Lake Hartwell is a man-made reservoir created by the Hartwell Dam on the Savannah River. At 56,000 acres, its 962 miles of shoreline cover portions of both South Carolina and Georgia. It was completed in 1962 as a project of the United States Army Corps of Engineers and is one of the region’s largest man-made lakes. The original design for the lake would have flooded Memorial Stadium at neighboring Clemson University. The school protested the plan, and eventually two diversion dams were built to redirect the Seneca River, which feeds the lake, and thus the beloved football stadium was spared.
In South Carolina, Lake Hartwell spans Oconee County, Pickens County, and Anderson County. The lake is a popular recreation spot for fishermen due to the many varieties of fish that swim in its smooth waters. It is named for Nancy Hart, a Revolutionary War figure and native of adjacent Georgia. She is best known for capturing around six Loyalist soldiers who came to her backcountry Georgia home looking for a meal. She shot and killed two men, holding the others captive until her husband and neighbors arrived.
As the legend goes, the local men hanged the Loyalists on a tree near the home as per Nancy Hart’s orders. In 1912, workers building a railroad less than a mile from the former Hart house discovered the remains of six or so men buried alongside each other, all with their necks broken.
Hartwell Dam is described by the United States Army Corps of Engineers as “a concrete-gravity structure flanked on both sides by embankments of compacted earth. The concrete section is 1,900 feet long and rises 204 feet above the riverbed at its highest point. The earthen embankments on each side of the dam lengthen it to over three miles.” The photographer, William L. Nickles, described how the curvature of the dam made it difficult for photographs to convey its true length from any position. He went on to say that this wide-angle view shows only about two thirds of the dam.
On the opposite side of the dam, is an old steel bridge. Once a bridge that supported vehicular traffic, it has been closed of to automobiles and is now a popular place to take in the sights of the area and to fish.

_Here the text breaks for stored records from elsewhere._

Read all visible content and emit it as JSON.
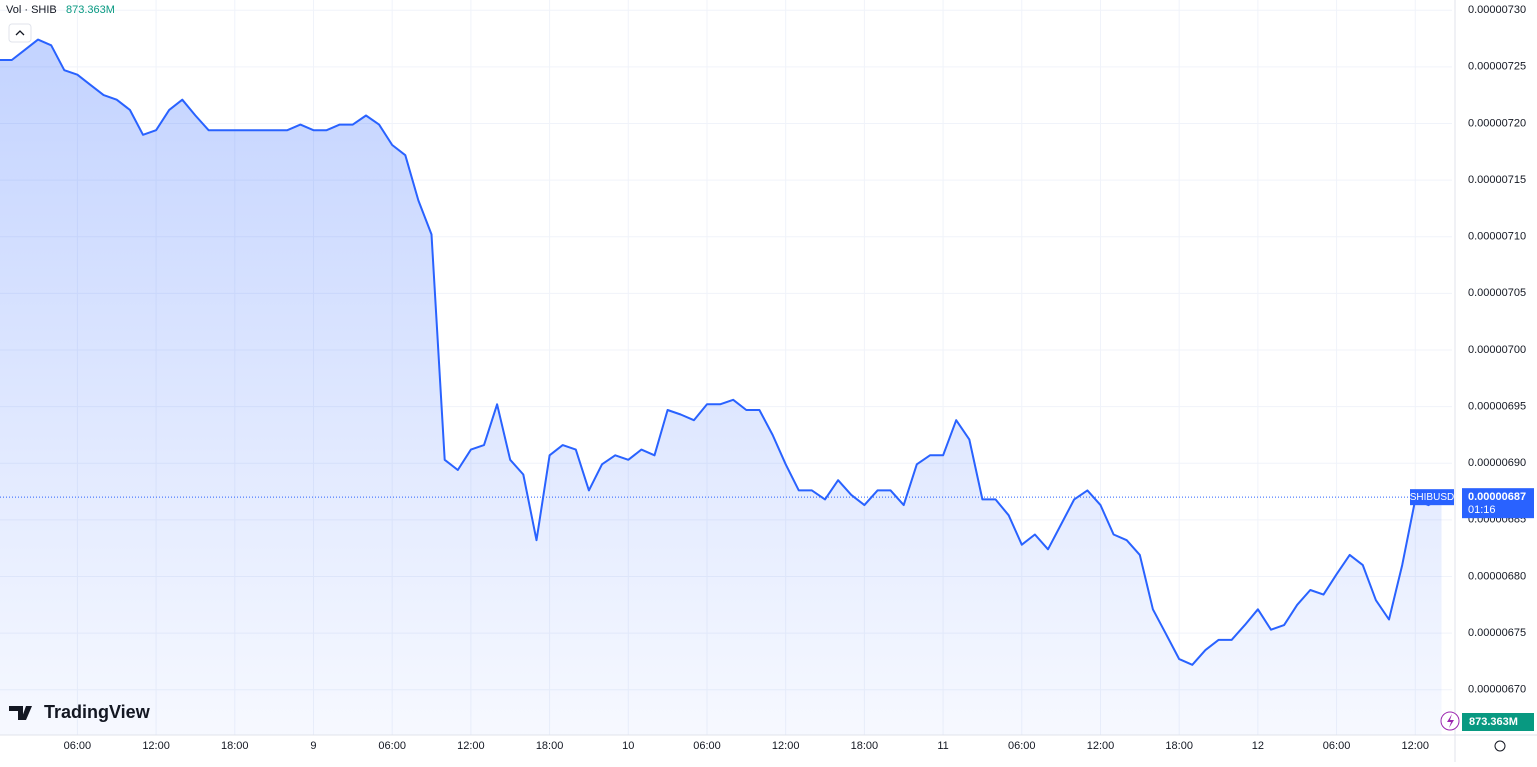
{
  "chart_data": {
    "type": "line",
    "indicator_label": "Vol · SHIB",
    "indicator_value": "873.363M",
    "volume_badge": "873.363M",
    "brand": "TradingView",
    "symbol": "SHIBUSD",
    "price_label": "0.00000687",
    "countdown": "01:16",
    "x": [
      0,
      1,
      2,
      3,
      4,
      5,
      6,
      7,
      8,
      9,
      10,
      11,
      12,
      13,
      14,
      15,
      16,
      17,
      18,
      19,
      20,
      21,
      22,
      23,
      24,
      25,
      26,
      27,
      28,
      29,
      30,
      31,
      32,
      33,
      34,
      35,
      36,
      37,
      38,
      39,
      40,
      41,
      42,
      43,
      44,
      45,
      46,
      47,
      48,
      49,
      50,
      51,
      52,
      53,
      54,
      55,
      56,
      57,
      58,
      59,
      60,
      61,
      62,
      63,
      64,
      65,
      66,
      67,
      68,
      69,
      70,
      71,
      72,
      73,
      74,
      75,
      76,
      77,
      78,
      79,
      80,
      81,
      82,
      83,
      84,
      85,
      86,
      87,
      88,
      89,
      90,
      91,
      92,
      93,
      94,
      95,
      96,
      97,
      98,
      99,
      100,
      101,
      102,
      103,
      104,
      105,
      106,
      107,
      108,
      109,
      110
    ],
    "series": [
      {
        "name": "SHIBUSD",
        "color": "#2962ff",
        "values": [
          7.256e-06,
          7.256e-06,
          7.265e-06,
          7.274e-06,
          7.269e-06,
          7.247e-06,
          7.243e-06,
          7.234e-06,
          7.225e-06,
          7.221e-06,
          7.212e-06,
          7.19e-06,
          7.194e-06,
          7.212e-06,
          7.221e-06,
          7.207e-06,
          7.194e-06,
          7.194e-06,
          7.194e-06,
          7.194e-06,
          7.194e-06,
          7.194e-06,
          7.194e-06,
          7.199e-06,
          7.194e-06,
          7.194e-06,
          7.199e-06,
          7.199e-06,
          7.207e-06,
          7.199e-06,
          7.181e-06,
          7.172e-06,
          7.132e-06,
          7.102e-06,
          6.903e-06,
          6.894e-06,
          6.912e-06,
          6.916e-06,
          6.952e-06,
          6.903e-06,
          6.89e-06,
          6.832e-06,
          6.907e-06,
          6.916e-06,
          6.912e-06,
          6.876e-06,
          6.899e-06,
          6.907e-06,
          6.903e-06,
          6.912e-06,
          6.907e-06,
          6.947e-06,
          6.943e-06,
          6.938e-06,
          6.952e-06,
          6.952e-06,
          6.956e-06,
          6.947e-06,
          6.947e-06,
          6.925e-06,
          6.899e-06,
          6.876e-06,
          6.876e-06,
          6.868e-06,
          6.885e-06,
          6.872e-06,
          6.863e-06,
          6.876e-06,
          6.876e-06,
          6.863e-06,
          6.899e-06,
          6.907e-06,
          6.907e-06,
          6.938e-06,
          6.921e-06,
          6.868e-06,
          6.868e-06,
          6.854e-06,
          6.828e-06,
          6.837e-06,
          6.824e-06,
          6.846e-06,
          6.868e-06,
          6.876e-06,
          6.863e-06,
          6.837e-06,
          6.832e-06,
          6.819e-06,
          6.771e-06,
          6.749e-06,
          6.727e-06,
          6.722e-06,
          6.735e-06,
          6.744e-06,
          6.744e-06,
          6.757e-06,
          6.771e-06,
          6.753e-06,
          6.757e-06,
          6.775e-06,
          6.788e-06,
          6.784e-06,
          6.802e-06,
          6.819e-06,
          6.81e-06,
          6.779e-06,
          6.762e-06,
          6.81e-06,
          6.868e-06,
          6.863e-06,
          6.87e-06
        ]
      }
    ],
    "xlim": [
      0.1,
      110.8
    ],
    "xticks": [
      {
        "value": 6,
        "label": "06:00"
      },
      {
        "value": 12,
        "label": "12:00"
      },
      {
        "value": 18,
        "label": "18:00"
      },
      {
        "value": 24,
        "label": "9"
      },
      {
        "value": 30,
        "label": "06:00"
      },
      {
        "value": 36,
        "label": "12:00"
      },
      {
        "value": 42,
        "label": "18:00"
      },
      {
        "value": 48,
        "label": "10"
      },
      {
        "value": 54,
        "label": "06:00"
      },
      {
        "value": 60,
        "label": "12:00"
      },
      {
        "value": 66,
        "label": "18:00"
      },
      {
        "value": 72,
        "label": "11"
      },
      {
        "value": 78,
        "label": "06:00"
      },
      {
        "value": 84,
        "label": "12:00"
      },
      {
        "value": 90,
        "label": "18:00"
      },
      {
        "value": 96,
        "label": "12"
      },
      {
        "value": 102,
        "label": "06:00"
      },
      {
        "value": 108,
        "label": "12:00"
      }
    ],
    "ylim": [
      6.66e-06,
      7.309e-06
    ],
    "yticks": [
      {
        "value": 6.7e-06,
        "label": "0.00000670"
      },
      {
        "value": 6.75e-06,
        "label": "0.00000675"
      },
      {
        "value": 6.8e-06,
        "label": "0.00000680"
      },
      {
        "value": 6.85e-06,
        "label": "0.00000685"
      },
      {
        "value": 6.9e-06,
        "label": "0.00000690"
      },
      {
        "value": 6.95e-06,
        "label": "0.00000695"
      },
      {
        "value": 7e-06,
        "label": "0.00000700"
      },
      {
        "value": 7.05e-06,
        "label": "0.00000705"
      },
      {
        "value": 7.1e-06,
        "label": "0.00000710"
      },
      {
        "value": 7.15e-06,
        "label": "0.00000715"
      },
      {
        "value": 7.2e-06,
        "label": "0.00000720"
      },
      {
        "value": 7.25e-06,
        "label": "0.00000725"
      },
      {
        "value": 7.3e-06,
        "label": "0.00000730"
      }
    ],
    "grid": true
  }
}
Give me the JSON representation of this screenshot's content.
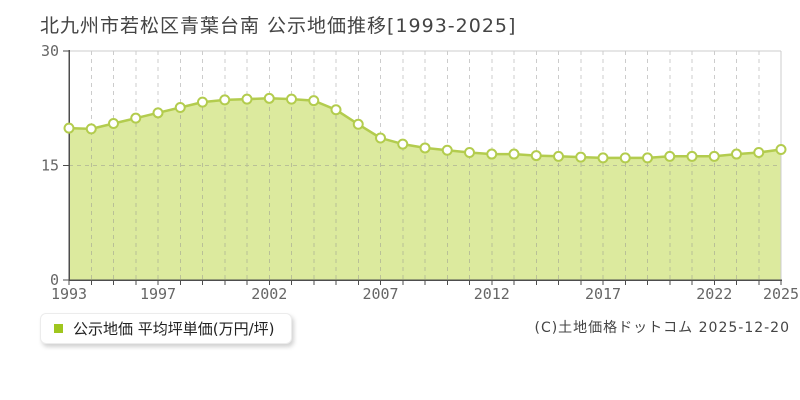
{
  "title": "北九州市若松区青葉台南 公示地価推移[1993-2025]",
  "legend": {
    "label": "公示地価 平均坪単価(万円/坪)"
  },
  "copyright": "(C)土地価格ドットコム 2025-12-20",
  "chart_data": {
    "type": "area",
    "title": "北九州市若松区青葉台南 公示地価推移[1993-2025]",
    "series_name": "公示地価 平均坪単価(万円/坪)",
    "unit": "万円/坪",
    "x": [
      1993,
      1994,
      1995,
      1996,
      1997,
      1998,
      1999,
      2000,
      2001,
      2002,
      2003,
      2004,
      2005,
      2006,
      2007,
      2008,
      2009,
      2010,
      2011,
      2012,
      2013,
      2014,
      2015,
      2016,
      2017,
      2018,
      2019,
      2020,
      2021,
      2022,
      2023,
      2024,
      2025
    ],
    "values": [
      19.9,
      19.8,
      20.5,
      21.2,
      21.9,
      22.6,
      23.3,
      23.6,
      23.7,
      23.8,
      23.7,
      23.5,
      22.3,
      20.4,
      18.6,
      17.8,
      17.3,
      17.0,
      16.7,
      16.5,
      16.5,
      16.3,
      16.2,
      16.1,
      16.0,
      16.0,
      16.0,
      16.2,
      16.2,
      16.2,
      16.5,
      16.7,
      17.1
    ],
    "ylim": [
      0,
      30
    ],
    "y_ticks": [
      0,
      15,
      30
    ],
    "x_tick_years": [
      1993,
      1997,
      2002,
      2007,
      2012,
      2017,
      2022,
      2025
    ],
    "grid": "vertical dashed line per year, horizontal dashed line at 15",
    "legend_position": "bottom-left",
    "colors": {
      "line": "#b3cc4e",
      "fill": "#dcea9e",
      "marker_fill": "#ffffff",
      "legend_swatch": "#9fc61e",
      "grid": "#8f8f8f",
      "axis": "#4d4d4d",
      "border": "#cccccc",
      "tick_label": "#666666"
    }
  }
}
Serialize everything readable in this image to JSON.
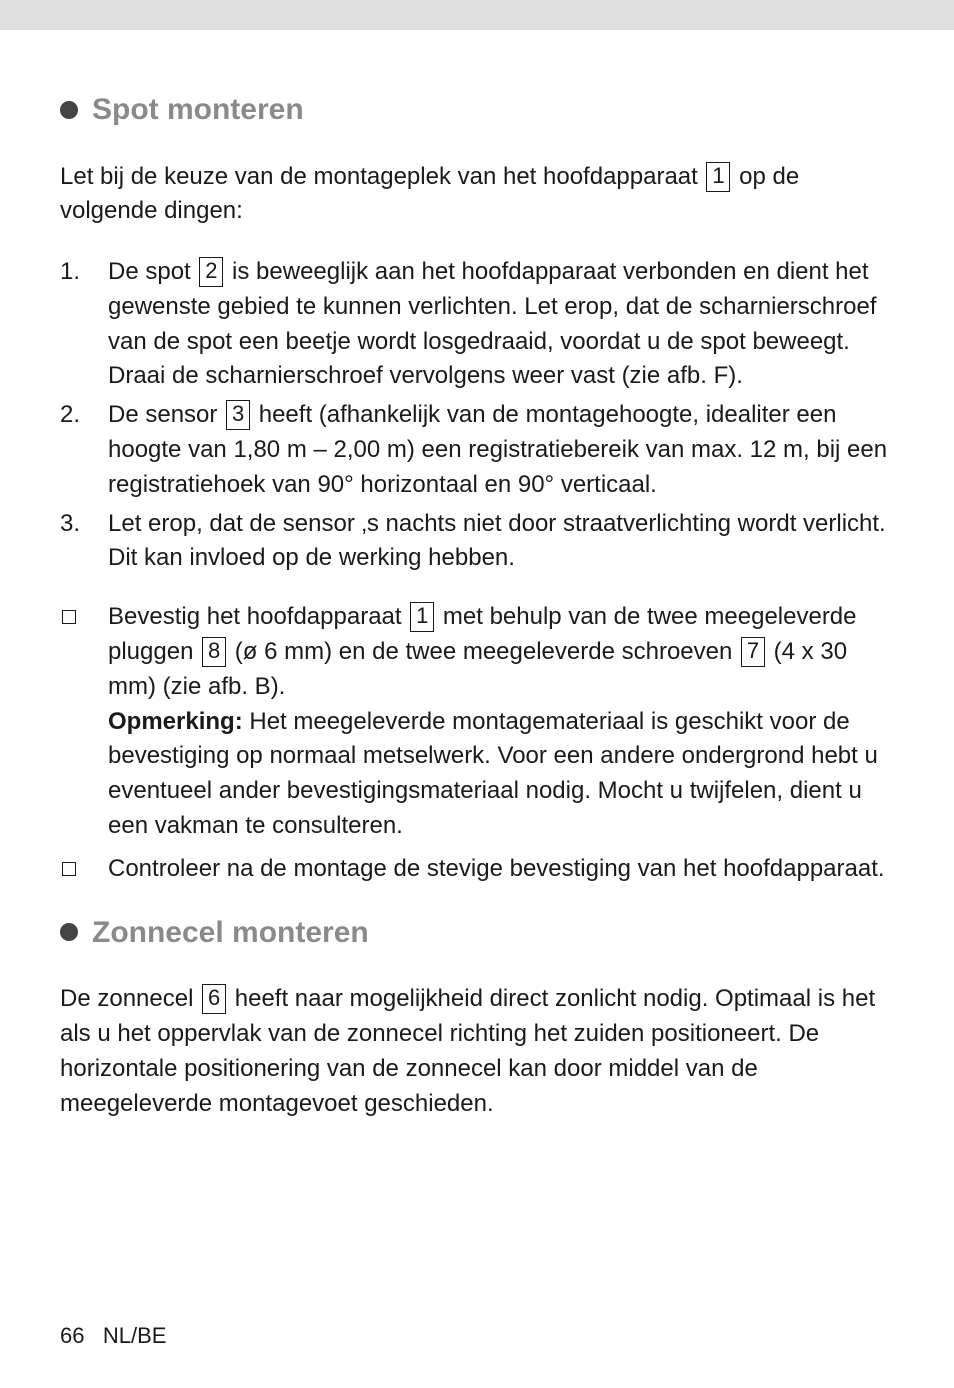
{
  "section1": {
    "title": "Spot monteren",
    "intro_pre": "Let bij de keuze van de montageplek van het hoofdapparaat ",
    "intro_box": "1",
    "intro_post": " op de volgende dingen:",
    "items": [
      {
        "pre": "De spot ",
        "box1": "2",
        "post1": " is beweeglijk aan het hoofdapparaat verbonden en dient het gewenste gebied te kunnen verlichten. Let erop, dat de scharnier­schroef van de spot een beetje wordt losgedraaid, voordat u de spot beweegt. Draai de scharnierschroef vervolgens weer vast (zie afb. F)."
      },
      {
        "pre": "De sensor ",
        "box1": "3",
        "post1": " heeft (afhankelijk van de montagehoogte, idealiter een hoogte van 1,80 m – 2,00 m) een registratiebereik van max. 12 m, bij een registratiehoek van 90° horizontaal en 90° verticaal."
      },
      {
        "pre": "Let erop, dat de sensor ‚s nachts niet door straatverlichting wordt ver­licht. Dit kan invloed op de werking hebben."
      }
    ],
    "bullets": [
      {
        "line1_pre": "Bevestig het hoofdapparaat ",
        "line1_box": "1",
        "line1_post": " met behulp van de twee meegeleverde pluggen ",
        "line1_box2": "8",
        "line1_mid": " (ø 6 mm) en de twee meegeleverde schroeven ",
        "line1_box3": "7",
        "line1_end": " (4 x 30 mm) (zie afb. B).",
        "note_label": "Opmerking:",
        "note_body": " Het meegeleverde montagemateriaal is geschikt voor de bevestiging op normaal metselwerk. Voor een andere ondergrond hebt u eventueel ander bevestigingsmateriaal nodig. Mocht u twijfelen, dient u een vakman te consulteren."
      },
      {
        "text": "Controleer na de montage de stevige bevestiging van het hoofdappa­raat."
      }
    ]
  },
  "section2": {
    "title": "Zonnecel monteren",
    "p1_pre": "De zonnecel ",
    "p1_box": "6",
    "p1_post": " heeft naar mogelijkheid direct zonlicht nodig. Optimaal is het als u het oppervlak van de zonnecel richting het zuiden positioneert. De horizontale positionering van de zonnecel kan door middel van de meegeleverde montagevoet geschieden."
  },
  "footer": {
    "page": "66",
    "region": "NL/BE"
  }
}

Singing Pines Park – Lake Hartwell
Many thanks to photographer David Martin for submitting this picture he took while visiting Singing Pines Park. David says that he was on the South Carolina side of Hartwell Dam, and that this is one of his “We where at Singing Pines Park, Lake Harwell (Starr section of Anderson County) on the South Carolina side of Hartwell Dam. This park is only about a quarter mile from the dam on Hwy 29 South. This is one of our favorite spots for sunsets. Evenings with a few clouds is all anyone need at this locations. This place is the best we have found for viewing awesome sunsets.”
Coneross Campground – Lake Hartwell
Coneross Campground is located along the Seneca River on the northern part of Lake Hartwell. It offers 105 camp sites, 12 of which are primitive. Campers at Coneross have access to a boat ramp and courtesy dock for fishing, swimming, or just taking in the lake view.
Clemson Boathouse – Lake Hartwell
The below scene was taken from the boathouse at nearby Clemson University. The school’s rowing team practices on the picturesque lake, and an 11,500-square-foot training facility overlooks the water. The lake hosts a six-lane, 200-meter race course for the rowing team.
Hopewell House – Lake Hartwell
Tucked in a corner of Clemson University’s campus, on the banks of Lake Hartwell, sits Hopewell House, built circa 1785. Originally a frontier log cabin, the structure was substantially enlarged over the years. Hopewell’s most notable resident was Revolutionary War hero Andrew Pickens. Pickens is well regarded for his contributions during the Revolutionary War as a general in the Battle of Cowpens. He is also remembered for his peaceful negotiations with South Carolina Native Americans, including the Cherokees, Chickasaws, Chickamaugas, Choctaws, and Creeks.